Let $Q = (Q_0,Q_1)$ be a finite quiver and let $kQ$ be its path algebra, that is the algebra of formal linear combinations of paths on $Q$ with multiplication given by concatenation of paths. I think the definition is standard, but for the details I refer to Chapter 2 in Assem-Simson-Skowronski and to wikipedia for a quick reference.
Suppose $Q$ is acyclic, so that $kQ$ is finite dimensional.
I know that $kQ_+$ (that is the two sided ideal generated by all paths of length at least $1$) is the radical of $kQ$.
I wonder if all two-sided maximal ideals of $kQ$ are as follows. For every vertex $v$, define $M_v = kQ_+ + (1-e_v)$, where $e_v$ is the stationary path at vertex $v$. One can show that $M_v = kQ_+ + (e_w : w \neq v)$: indeed, by multiplying $(1-e_v)$ by $e_w$ one gets $e_w$ (or $0$ if $v = w$).
These ideals $M_v$ are maximal (and two-sided), right?
I claim that all maximal ideals are of this form.
Indeed, suppose $M$ is a maximal ideal which is not of the form $M_v$. Then $M$ must contain a linear combination involving all stationary paths, say $\eta = \sum \lambda_v e_v$ with all $\lambda_v \neq 0$. But then $\eta e_w = \lambda_w e_w$. This shows $e_w \in M$ for every $w$. But then $1 = \sum e_w \in M$, which is a contradiction.
Does this all make sense?
Since I could not find a statement like this, and it seems very simple, I am afraid I am doing something wrong.

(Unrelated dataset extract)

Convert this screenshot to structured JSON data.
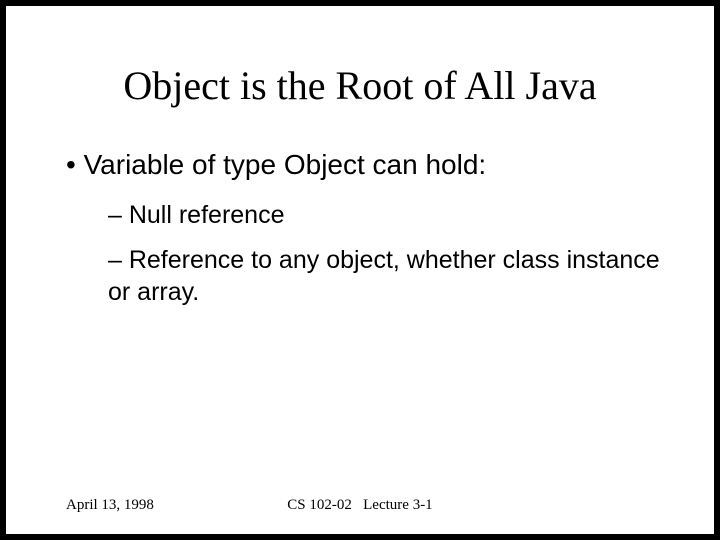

One more delicate question: the $M_v$'s are two-sided ideals. But it seems to me that they are maximal also among all left ideals and among all right ideals. Is this right?
And it should also be true that they are all the maximal left ideals (and all the maximal right ideals) as well.
Thank you
Yeah, everything you've said makes sense. Each $M_v$ is maximal both as a left ideal and as a right ideal; you're argument didn't depend of left-ness or right-ness.